Efficacy of Fullerene in Preventing Radiation Dermatitis in Patients With Head and Neck Cancer .

Trial Title: Efficacy of Fullerene in Preventing Radiation Dermatitis in Patients With Head and Neck Cancer .

NCT ID: NCT06484166

Condition: Radiation Dermatitis

Conditions: Official terms:
Head and Neck Neoplasms
Dermatitis
Radiodermatitis
Biafine

Study type: Interventional

Study phase: N/A

Overall status: Not yet recruiting

Study design:

Allocation: Randomized

Intervention model: Parallel Assignment

Primary purpose: Prevention

Masking: Quadruple (Participant, Care Provider, Investigator, Outcomes Assessor)

Intervention:

Intervention type: Other
Intervention name: Fullerene cream
Description: Patients are instructed to apply a thin layer of the Fullerene cream third a day, starting three days before radiotherapy(RT) and continue until two weeks after treatment. The application should include the whole treatment area. Patients are also advised to not apply the cream within four hours before the RT in order to avoid possible build-up effect. Patients are asked to keep the skin of the radiotherapy area dry and clean and not use other topical agents in the irradiated area.
Arm group label: Fullerene cream

Intervention type: Drug
Intervention name: Trolamine (Biafine)
Description: Patients are instructed to apply a thin layer of the Trolamine (Biafine) third a day, starting three days before radiotherapy(RT) and continue until two weeks after treatment. The application should include the whole treatment area. Patients are also advised to not apply the cream within four hours before the RT in order to avoid possible build-up effect.

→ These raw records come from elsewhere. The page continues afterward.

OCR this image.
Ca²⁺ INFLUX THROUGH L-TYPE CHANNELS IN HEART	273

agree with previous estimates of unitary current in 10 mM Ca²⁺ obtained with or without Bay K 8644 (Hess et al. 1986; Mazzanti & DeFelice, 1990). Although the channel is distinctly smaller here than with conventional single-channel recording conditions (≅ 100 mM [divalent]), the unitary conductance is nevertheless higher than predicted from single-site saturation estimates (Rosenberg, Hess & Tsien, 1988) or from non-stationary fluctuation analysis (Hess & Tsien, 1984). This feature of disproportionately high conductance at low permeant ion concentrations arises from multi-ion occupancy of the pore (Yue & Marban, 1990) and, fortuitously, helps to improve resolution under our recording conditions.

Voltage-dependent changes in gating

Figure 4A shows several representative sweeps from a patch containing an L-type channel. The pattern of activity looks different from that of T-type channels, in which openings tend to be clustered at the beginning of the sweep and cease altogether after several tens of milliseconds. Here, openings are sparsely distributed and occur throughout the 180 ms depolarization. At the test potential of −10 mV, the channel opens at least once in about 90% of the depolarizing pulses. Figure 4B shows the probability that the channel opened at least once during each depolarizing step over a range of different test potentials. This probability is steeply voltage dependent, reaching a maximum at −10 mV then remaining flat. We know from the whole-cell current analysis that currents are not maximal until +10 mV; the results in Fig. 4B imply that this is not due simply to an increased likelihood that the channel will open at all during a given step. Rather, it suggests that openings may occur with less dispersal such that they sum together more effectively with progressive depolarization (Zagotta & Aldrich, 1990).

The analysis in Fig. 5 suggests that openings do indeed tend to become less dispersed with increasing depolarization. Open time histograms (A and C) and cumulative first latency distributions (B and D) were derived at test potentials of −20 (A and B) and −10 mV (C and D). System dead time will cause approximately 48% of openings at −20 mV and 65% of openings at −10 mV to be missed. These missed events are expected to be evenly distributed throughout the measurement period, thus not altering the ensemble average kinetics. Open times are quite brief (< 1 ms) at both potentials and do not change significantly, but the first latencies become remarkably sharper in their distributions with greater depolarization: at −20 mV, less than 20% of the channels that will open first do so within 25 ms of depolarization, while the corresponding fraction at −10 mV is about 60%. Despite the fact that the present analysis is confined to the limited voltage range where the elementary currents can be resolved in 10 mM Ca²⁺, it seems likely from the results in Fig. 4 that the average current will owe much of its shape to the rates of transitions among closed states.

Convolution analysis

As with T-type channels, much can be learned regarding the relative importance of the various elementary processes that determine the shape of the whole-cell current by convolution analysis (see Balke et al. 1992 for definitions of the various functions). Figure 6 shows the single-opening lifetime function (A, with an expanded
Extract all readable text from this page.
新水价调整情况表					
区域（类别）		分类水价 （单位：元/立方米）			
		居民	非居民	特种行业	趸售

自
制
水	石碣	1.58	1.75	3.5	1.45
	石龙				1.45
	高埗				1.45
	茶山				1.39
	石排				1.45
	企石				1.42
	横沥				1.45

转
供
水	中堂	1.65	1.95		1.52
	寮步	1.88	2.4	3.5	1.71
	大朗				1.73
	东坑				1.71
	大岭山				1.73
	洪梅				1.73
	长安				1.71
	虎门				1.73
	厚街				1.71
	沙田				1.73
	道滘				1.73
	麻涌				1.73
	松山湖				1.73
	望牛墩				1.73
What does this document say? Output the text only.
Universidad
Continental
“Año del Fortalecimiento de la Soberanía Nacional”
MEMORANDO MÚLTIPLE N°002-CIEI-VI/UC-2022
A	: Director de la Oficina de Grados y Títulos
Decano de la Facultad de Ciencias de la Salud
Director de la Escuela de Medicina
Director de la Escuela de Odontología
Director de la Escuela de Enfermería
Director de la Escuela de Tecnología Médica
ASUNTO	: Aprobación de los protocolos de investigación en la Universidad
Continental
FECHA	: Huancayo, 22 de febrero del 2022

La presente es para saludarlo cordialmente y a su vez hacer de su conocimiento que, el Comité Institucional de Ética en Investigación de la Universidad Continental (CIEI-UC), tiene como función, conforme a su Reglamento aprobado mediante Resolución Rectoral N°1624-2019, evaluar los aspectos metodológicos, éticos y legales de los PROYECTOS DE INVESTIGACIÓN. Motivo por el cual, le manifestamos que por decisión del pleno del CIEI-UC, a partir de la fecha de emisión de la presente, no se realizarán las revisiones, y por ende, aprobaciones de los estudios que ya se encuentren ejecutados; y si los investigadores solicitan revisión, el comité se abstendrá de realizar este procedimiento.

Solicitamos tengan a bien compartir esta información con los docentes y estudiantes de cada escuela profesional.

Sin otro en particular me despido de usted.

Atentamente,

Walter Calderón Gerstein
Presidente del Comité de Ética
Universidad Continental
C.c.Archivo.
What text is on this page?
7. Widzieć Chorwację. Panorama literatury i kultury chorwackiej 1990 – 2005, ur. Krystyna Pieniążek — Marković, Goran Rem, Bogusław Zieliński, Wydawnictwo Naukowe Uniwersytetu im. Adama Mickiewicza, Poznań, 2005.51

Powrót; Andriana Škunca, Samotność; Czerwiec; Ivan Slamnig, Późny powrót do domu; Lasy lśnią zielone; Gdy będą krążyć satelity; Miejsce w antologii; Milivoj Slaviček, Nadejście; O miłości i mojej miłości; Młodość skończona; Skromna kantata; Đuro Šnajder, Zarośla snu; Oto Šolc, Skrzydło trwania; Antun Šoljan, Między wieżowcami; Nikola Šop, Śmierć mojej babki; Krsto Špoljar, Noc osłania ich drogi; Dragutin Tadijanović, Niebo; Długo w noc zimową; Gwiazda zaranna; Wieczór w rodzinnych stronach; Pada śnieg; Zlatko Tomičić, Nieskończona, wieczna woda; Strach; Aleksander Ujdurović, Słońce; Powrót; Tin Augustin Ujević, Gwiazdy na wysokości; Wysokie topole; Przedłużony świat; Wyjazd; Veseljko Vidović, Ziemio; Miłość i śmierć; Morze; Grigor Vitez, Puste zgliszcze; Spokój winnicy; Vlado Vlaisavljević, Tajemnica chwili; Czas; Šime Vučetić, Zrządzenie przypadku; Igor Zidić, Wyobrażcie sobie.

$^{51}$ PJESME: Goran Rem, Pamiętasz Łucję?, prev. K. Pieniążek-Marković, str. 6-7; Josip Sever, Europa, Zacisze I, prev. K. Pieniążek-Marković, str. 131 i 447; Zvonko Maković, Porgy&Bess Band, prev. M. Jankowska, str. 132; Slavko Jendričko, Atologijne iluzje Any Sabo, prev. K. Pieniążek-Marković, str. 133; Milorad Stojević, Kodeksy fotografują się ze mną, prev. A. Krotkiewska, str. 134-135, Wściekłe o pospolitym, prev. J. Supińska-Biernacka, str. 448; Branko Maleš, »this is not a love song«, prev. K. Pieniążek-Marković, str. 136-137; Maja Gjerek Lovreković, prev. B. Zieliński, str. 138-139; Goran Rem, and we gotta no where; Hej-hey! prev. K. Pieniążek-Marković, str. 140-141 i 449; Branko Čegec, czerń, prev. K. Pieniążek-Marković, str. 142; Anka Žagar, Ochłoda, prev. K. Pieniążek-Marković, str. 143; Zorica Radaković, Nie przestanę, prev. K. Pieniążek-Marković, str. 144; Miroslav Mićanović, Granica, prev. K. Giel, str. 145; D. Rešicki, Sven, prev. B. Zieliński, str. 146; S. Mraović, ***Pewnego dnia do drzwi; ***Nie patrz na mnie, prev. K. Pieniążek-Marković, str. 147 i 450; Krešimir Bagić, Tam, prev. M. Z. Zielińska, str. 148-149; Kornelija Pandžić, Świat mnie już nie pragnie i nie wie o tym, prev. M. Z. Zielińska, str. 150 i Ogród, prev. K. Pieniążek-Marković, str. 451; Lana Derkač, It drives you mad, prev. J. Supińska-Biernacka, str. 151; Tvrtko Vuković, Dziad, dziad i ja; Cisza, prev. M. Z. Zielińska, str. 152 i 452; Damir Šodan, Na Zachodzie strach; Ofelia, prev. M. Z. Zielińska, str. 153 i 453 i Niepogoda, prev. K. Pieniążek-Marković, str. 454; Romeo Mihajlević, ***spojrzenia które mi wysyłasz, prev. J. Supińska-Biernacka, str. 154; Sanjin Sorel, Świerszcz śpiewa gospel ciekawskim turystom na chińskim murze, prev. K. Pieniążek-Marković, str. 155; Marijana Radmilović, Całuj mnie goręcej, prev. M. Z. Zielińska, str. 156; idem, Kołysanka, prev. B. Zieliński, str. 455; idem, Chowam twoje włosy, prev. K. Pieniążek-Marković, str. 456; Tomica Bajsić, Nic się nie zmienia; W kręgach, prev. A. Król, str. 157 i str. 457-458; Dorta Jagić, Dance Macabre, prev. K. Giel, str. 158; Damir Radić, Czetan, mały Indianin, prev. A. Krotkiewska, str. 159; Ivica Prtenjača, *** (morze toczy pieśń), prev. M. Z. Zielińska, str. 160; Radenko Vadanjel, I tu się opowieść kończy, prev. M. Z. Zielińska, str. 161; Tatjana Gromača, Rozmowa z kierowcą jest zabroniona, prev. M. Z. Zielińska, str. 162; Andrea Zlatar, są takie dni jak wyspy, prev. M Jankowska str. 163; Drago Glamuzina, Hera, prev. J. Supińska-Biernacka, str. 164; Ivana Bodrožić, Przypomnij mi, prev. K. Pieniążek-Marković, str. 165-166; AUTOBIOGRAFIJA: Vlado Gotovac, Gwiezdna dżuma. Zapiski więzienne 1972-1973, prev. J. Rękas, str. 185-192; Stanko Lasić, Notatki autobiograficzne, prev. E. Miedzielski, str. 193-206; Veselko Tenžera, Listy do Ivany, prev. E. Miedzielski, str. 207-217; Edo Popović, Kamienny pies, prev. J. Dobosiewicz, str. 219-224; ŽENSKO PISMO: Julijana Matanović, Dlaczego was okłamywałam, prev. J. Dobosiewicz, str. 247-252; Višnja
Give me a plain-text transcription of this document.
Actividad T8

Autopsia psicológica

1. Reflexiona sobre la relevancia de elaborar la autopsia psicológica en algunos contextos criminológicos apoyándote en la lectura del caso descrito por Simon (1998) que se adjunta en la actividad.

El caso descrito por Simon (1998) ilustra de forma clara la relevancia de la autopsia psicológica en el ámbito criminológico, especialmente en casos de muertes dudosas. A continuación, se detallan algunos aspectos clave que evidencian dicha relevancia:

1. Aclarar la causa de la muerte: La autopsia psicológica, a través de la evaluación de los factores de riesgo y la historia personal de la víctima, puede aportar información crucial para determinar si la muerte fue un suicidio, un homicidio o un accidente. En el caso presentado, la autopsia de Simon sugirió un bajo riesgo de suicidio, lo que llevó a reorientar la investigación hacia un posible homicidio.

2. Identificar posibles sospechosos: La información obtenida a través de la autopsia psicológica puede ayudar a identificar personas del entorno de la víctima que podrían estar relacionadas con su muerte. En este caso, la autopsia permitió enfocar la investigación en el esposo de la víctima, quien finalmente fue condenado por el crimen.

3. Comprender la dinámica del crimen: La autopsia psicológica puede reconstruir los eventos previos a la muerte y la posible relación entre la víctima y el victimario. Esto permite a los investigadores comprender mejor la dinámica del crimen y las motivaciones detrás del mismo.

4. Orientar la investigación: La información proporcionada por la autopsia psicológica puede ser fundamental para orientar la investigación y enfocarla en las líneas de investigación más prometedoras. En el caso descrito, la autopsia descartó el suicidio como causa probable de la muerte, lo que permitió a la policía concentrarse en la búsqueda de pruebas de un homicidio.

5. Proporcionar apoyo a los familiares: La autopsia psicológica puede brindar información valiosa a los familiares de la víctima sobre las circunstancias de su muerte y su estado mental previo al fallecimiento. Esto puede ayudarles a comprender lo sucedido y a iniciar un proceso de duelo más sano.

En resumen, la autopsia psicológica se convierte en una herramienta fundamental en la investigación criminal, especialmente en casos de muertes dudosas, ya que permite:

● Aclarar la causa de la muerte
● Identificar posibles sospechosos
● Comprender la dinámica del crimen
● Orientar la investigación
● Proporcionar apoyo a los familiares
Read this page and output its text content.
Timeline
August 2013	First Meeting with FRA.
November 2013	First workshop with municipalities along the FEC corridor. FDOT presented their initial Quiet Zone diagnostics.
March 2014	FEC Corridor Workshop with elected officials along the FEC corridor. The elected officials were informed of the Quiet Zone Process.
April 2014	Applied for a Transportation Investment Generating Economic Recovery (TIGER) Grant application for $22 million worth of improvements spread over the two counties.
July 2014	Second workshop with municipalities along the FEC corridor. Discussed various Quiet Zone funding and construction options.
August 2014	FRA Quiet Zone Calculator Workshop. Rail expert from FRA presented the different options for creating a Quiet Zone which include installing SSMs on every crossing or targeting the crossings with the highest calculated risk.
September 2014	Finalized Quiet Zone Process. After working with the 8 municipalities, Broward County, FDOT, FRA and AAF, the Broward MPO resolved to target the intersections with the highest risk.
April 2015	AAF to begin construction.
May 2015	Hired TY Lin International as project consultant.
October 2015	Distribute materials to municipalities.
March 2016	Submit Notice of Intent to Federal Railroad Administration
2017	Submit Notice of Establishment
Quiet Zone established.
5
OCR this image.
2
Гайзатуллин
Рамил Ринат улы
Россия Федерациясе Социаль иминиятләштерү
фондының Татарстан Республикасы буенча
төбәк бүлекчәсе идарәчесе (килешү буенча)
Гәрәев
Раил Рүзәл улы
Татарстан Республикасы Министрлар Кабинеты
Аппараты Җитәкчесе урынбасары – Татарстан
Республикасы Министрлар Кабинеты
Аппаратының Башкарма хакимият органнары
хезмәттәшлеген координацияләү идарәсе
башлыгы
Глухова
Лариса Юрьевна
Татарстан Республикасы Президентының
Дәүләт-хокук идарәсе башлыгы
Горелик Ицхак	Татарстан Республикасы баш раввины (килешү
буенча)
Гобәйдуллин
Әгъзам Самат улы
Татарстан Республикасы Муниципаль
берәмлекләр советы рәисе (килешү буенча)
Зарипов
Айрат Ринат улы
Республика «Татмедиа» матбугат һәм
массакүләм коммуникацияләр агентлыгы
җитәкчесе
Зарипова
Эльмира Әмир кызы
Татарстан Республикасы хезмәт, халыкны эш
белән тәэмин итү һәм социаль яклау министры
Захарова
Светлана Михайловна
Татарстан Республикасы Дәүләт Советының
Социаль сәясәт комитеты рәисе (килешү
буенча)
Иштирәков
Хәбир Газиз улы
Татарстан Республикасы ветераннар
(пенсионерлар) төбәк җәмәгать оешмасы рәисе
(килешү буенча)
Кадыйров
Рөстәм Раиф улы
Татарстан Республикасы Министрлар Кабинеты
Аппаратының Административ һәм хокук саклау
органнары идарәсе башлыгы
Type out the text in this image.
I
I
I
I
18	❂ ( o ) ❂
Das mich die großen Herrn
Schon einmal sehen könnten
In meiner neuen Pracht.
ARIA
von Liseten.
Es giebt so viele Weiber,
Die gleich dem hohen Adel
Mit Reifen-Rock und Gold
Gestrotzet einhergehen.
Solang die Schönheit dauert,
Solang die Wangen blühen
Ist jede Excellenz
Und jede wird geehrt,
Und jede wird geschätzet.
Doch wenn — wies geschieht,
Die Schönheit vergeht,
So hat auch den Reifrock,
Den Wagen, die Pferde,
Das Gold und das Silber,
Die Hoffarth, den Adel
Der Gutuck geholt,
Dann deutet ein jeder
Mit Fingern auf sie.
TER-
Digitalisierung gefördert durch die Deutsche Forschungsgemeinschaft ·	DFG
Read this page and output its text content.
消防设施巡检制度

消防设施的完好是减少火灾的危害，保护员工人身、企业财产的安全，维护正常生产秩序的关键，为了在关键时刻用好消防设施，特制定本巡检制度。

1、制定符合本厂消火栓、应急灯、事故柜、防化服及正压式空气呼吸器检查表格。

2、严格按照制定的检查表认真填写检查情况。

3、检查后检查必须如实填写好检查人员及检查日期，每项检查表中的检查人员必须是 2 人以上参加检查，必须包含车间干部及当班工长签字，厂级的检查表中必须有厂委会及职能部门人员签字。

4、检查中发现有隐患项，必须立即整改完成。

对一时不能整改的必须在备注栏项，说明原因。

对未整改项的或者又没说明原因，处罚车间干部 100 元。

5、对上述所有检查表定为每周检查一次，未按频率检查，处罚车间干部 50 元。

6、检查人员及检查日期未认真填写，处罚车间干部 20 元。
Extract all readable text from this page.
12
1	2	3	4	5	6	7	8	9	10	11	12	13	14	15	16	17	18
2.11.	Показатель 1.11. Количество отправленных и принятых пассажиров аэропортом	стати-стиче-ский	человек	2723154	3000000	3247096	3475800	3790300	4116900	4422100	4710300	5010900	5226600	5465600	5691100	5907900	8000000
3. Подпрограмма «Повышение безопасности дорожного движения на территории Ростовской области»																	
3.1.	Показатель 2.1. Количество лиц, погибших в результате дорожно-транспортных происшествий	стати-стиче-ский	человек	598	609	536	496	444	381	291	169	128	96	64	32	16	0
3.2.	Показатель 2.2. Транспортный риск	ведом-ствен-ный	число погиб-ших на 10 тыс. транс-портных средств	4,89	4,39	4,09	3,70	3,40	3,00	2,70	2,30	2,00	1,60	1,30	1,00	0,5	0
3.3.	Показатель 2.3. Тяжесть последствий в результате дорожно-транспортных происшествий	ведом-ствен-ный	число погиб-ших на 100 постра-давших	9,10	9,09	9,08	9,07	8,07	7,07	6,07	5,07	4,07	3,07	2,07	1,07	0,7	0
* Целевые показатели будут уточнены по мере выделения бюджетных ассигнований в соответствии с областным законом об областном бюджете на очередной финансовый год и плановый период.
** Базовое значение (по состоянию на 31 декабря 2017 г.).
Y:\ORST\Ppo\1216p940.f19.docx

Patients are asked to keep the skin of the radiotherapy area dry and clean and not use other topical agents in the irradiated area.
Arm group label: Trolamine (Biafine)

Summary: Radiotherapy always results in many complications such as radiation dermatitis, dry mouth, cranial nerve damage, and swallowing function. Among them, radiation dermatitis is confirmed to occur in the majority of tumor patients receiving radiotherapy, which not only affects the appearance but also causes the interruption of radiotherapy in severe cases. At present, there is no standard treatment for radiation dermatitis. Trolamine is commonly prescribed at the beginning of radiotherapy for preventing acute radiation-induced skin toxicity in China. Fullerene cream is able to remove free radicals produced during radiotherapy, which may provide a new way and method for the prevention and treatment of radiation dermatitis. In addition, the product has obtained a safety assessment report from a third-party testing organization, proving that it has fully met the applied human body standards. This clinical trial studies the effect of Fullerene cream in preventing radiation dermatitis in Head and Neck Cancer, compared with trolamine.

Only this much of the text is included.